Maritime archeologists in northern Germany have discovered a rare, 400-year-old shipwreck that is almost perfectly preserved.
The wreckage lies about 36 feet deep in a predominantly saltwater stretch of the river Trave, which flows between the city of Lübeck and the port of Travemünde on the Baltic Sea. Authorities of the navigable channel in Trave first located the ship during a 2020 routine sonar survey.
Historians and archaeologists believe the ship harkens from the Hanseatic period, when northern European trade guilds sailed the Baltic and North seas. This time frame ranges from the 13th to 17th centuries.
The original ship may have been a galliot, a single-masted cargo ship common during the Hanseatic period, lead maritime archeologist on the project Fritz Jürgens tells Live Science. He estimates the original ship measured between 66 to 82 feet long. Historians uncovered a letter in the Lübeck historical archives mentioning a galliot that ran aground in the river in Dec. 1680. Carbon-dating of the wreck’s timbers revealed tree rings from trees felled in the 1650s. This fits with what is known of the Trave shipwreck, Jürgens said.

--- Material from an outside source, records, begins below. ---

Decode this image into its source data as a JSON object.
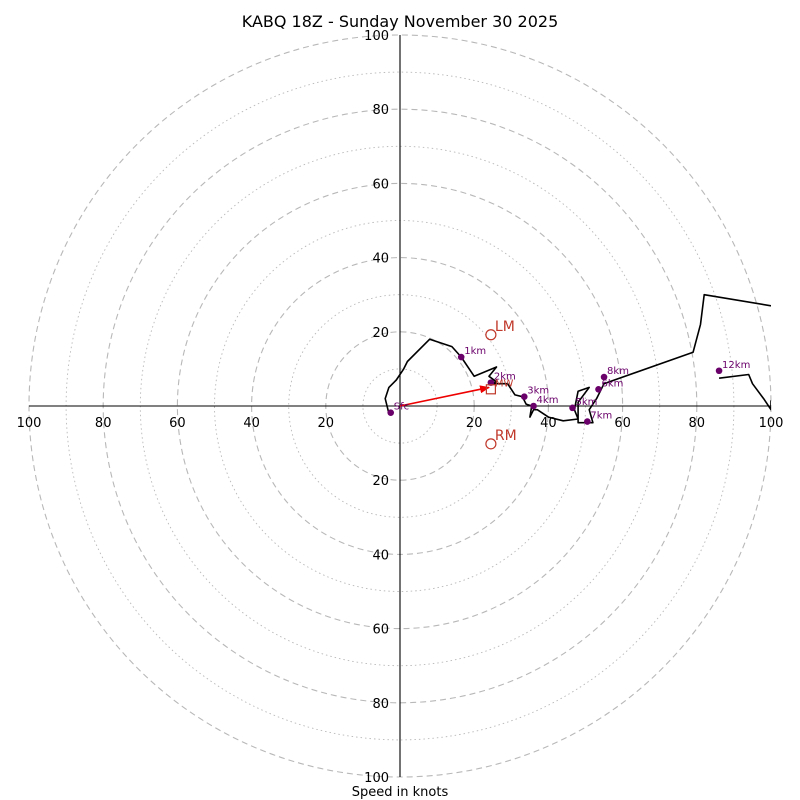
{
  "chart_data": {
    "type": "hodograph",
    "title": "KABQ 18Z - Sunday November 30 2025",
    "xlabel": "Speed in knots",
    "units": "knots",
    "range": [
      -100,
      100
    ],
    "ring_major": [
      20,
      40,
      60,
      80,
      100
    ],
    "ring_minor": [
      10,
      30,
      50,
      70,
      90
    ],
    "ticks": {
      "x": [
        {
          "value": -100,
          "label": "100"
        },
        {
          "value": -80,
          "label": "80"
        },
        {
          "value": -60,
          "label": "60"
        },
        {
          "value": -40,
          "label": "40"
        },
        {
          "value": -20,
          "label": "20"
        },
        {
          "value": 20,
          "label": "20"
        },
        {
          "value": 40,
          "label": "40"
        },
        {
          "value": 60,
          "label": "60"
        },
        {
          "value": 80,
          "label": "80"
        },
        {
          "value": 100,
          "label": "100"
        }
      ],
      "y": [
        {
          "value": 100,
          "label": "100"
        },
        {
          "value": 80,
          "label": "80"
        },
        {
          "value": 60,
          "label": "60"
        },
        {
          "value": 40,
          "label": "40"
        },
        {
          "value": 20,
          "label": "20"
        },
        {
          "value": -20,
          "label": "20"
        },
        {
          "value": -40,
          "label": "40"
        },
        {
          "value": -60,
          "label": "60"
        },
        {
          "value": -80,
          "label": "80"
        },
        {
          "value": -100,
          "label": "100"
        }
      ]
    },
    "trace": [
      [
        -3,
        -2
      ],
      [
        -4,
        2
      ],
      [
        -3,
        5
      ],
      [
        -1,
        7
      ],
      [
        1,
        10
      ],
      [
        2,
        12
      ],
      [
        8,
        18
      ],
      [
        14,
        16
      ],
      [
        16.5,
        13.2
      ],
      [
        20,
        8
      ],
      [
        26,
        10.5
      ],
      [
        24,
        8
      ],
      [
        26,
        6.5
      ],
      [
        24,
        6
      ],
      [
        26,
        6
      ],
      [
        29,
        6
      ],
      [
        31,
        3
      ],
      [
        33,
        2.5
      ],
      [
        34,
        0.5
      ],
      [
        35.5,
        0
      ],
      [
        35,
        -3
      ],
      [
        36,
        -1
      ],
      [
        37,
        -1
      ],
      [
        40,
        -3
      ],
      [
        44,
        -4
      ],
      [
        48,
        -3.5
      ],
      [
        47,
        -1
      ],
      [
        48,
        4
      ],
      [
        51,
        5
      ],
      [
        48,
        1
      ],
      [
        48,
        -4.5
      ],
      [
        52,
        -4.5
      ],
      [
        51,
        -1
      ],
      [
        53,
        2
      ],
      [
        55,
        6
      ],
      [
        79,
        14.5
      ],
      [
        81,
        22
      ],
      [
        82,
        30
      ],
      [
        100,
        27
      ]
    ],
    "trace_tail": [
      [
        86,
        7.5
      ],
      [
        94,
        8.5
      ],
      [
        95,
        6
      ],
      [
        98,
        2
      ],
      [
        100,
        -1
      ],
      [
        100,
        1.5
      ]
    ],
    "height_labels": [
      {
        "label": "Sfc",
        "u": -2.5,
        "v": -1.8
      },
      {
        "label": "1km",
        "u": 16.5,
        "v": 13.2
      },
      {
        "label": "2km",
        "u": 24.5,
        "v": 6.3
      },
      {
        "label": "3km",
        "u": 33.5,
        "v": 2.5
      },
      {
        "label": "4km",
        "u": 36,
        "v": 0
      },
      {
        "label": "5km",
        "u": 46.5,
        "v": -0.5
      },
      {
        "label": "6km",
        "u": 53.5,
        "v": 4.5
      },
      {
        "label": "7km",
        "u": 50.5,
        "v": -4.2
      },
      {
        "label": "8km",
        "u": 55,
        "v": 7.8
      },
      {
        "label": "12km",
        "u": 86,
        "v": 9.5
      }
    ],
    "storm_motion": {
      "LM": {
        "label": "LM",
        "u": 24.5,
        "v": 19.2
      },
      "RM": {
        "label": "RM",
        "u": 24.5,
        "v": -10.2
      },
      "MW": {
        "label": "MW",
        "u": 24.5,
        "v": 4.5
      }
    },
    "shear_vector": {
      "from": [
        0,
        0
      ],
      "to": [
        24,
        5
      ]
    }
  },
  "colors": {
    "trace": "#000000",
    "height_marker": "#6a006a",
    "storm_marker": "#c0392b",
    "shear_arrow": "#ee0000",
    "ring": "#b8b8b8",
    "axis": "#000000"
  }
}
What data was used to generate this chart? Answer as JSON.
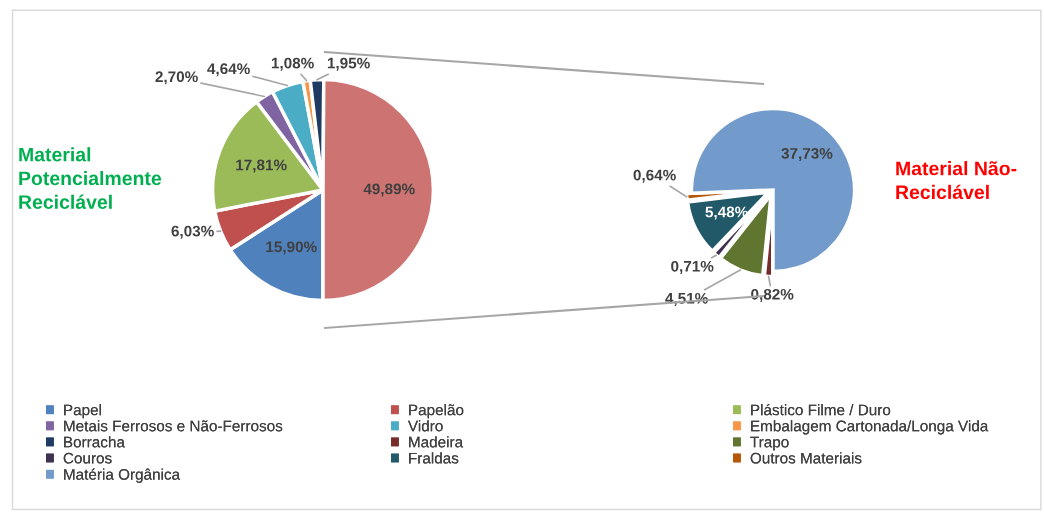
{
  "chart_data": [
    {
      "type": "pie",
      "title": "Material\nPotencialmente\nReciclável",
      "legend": "bottom",
      "categories": [
        "Papel",
        "Papelão",
        "Plástico Filme / Duro",
        "Metais Ferrosos e Não-Ferrosos",
        "Vidro",
        "Embalagem Cartonada/Longa Vida",
        "Borracha",
        null
      ],
      "values": [
        15.9,
        6.03,
        17.81,
        2.7,
        4.64,
        1.08,
        1.95,
        49.89
      ],
      "colors": [
        "#4f81bd",
        "#c0504d",
        "#9bbb59",
        "#8064a2",
        "#4bacc6",
        "#f79646",
        "#1f3b63",
        "#cd7371"
      ],
      "value_labels": [
        "15,90%",
        "6,03%",
        "17,81%",
        "2,70%",
        "4,64%",
        "1,08%",
        "1,95%",
        "49,89%"
      ]
    },
    {
      "type": "pie",
      "title": "Material Não-\nReciclável",
      "legend": "bottom",
      "categories": [
        "Madeira",
        "Trapo",
        "Couros",
        "Fraldas",
        "Outros Materiais",
        "Matéria Orgânica"
      ],
      "values": [
        0.82,
        4.51,
        0.71,
        5.48,
        0.64,
        37.73
      ],
      "colors": [
        "#772c2a",
        "#5f7530",
        "#3f3151",
        "#215968",
        "#b65708",
        "#729aca"
      ],
      "value_labels": [
        "0,82%",
        "4,51%",
        "0,71%",
        "5,48%",
        "0,64%",
        "37,73%"
      ]
    }
  ]
}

Overall, the wreck is notable due to this cargo and its remarkable state of preservation. Most wooden shipwrecks in the region have decayed or been colonized by the saltwater clam Teredo navalis, commonly known as “shipworm.” The bivalve rapidly eats submerged wood and destroys wooden shipwrecks in the western Baltic, where this wreck sits, said Jürgens. Therefore, shipwrecks of this age and condition are almost never found here, he said.
Maritime archeologists believe the wreck’s wooden hull and the cargo barrels were quickly engulfed by a protective layer of fine mud from the river. This thick coating over the vessel may have prevented rot and shipworm infestation.
“There are still about 70 barrels in their original location on the ship, and another 80 barrels in the immediate vicinity,” said Manfred Schneider, the head of Lübeck’s archaeology department and a project leader working to salvage the ship. “The ship, therefore, sank almost standing and did not capsize.”
The 150 wooden barrels on and near the wreck indicate that the ship was carrying quicklime, which is made by burning limestone, from Scandinavia to be used in stonework, likely in Lübeck.
Although Lübeck was a Baltic trade center during this period, few maritime artifacts have survived to the present. Therefore, discovery of an intact ship, which may contain everyday objects beneath the mud, feels remarkable, Schneider said. “We have something like a time capsule that transmits everything that was on board at that moment,” he said. “It throws a spotlight on the trade routes and transport options at the end of the Hanseatic period.”
Project leaders plan to raise the entire ship from the riverbed over the next few years. At that point, archeologists will fully investigate the hull and its construction, which may reveal the ship’s true origins.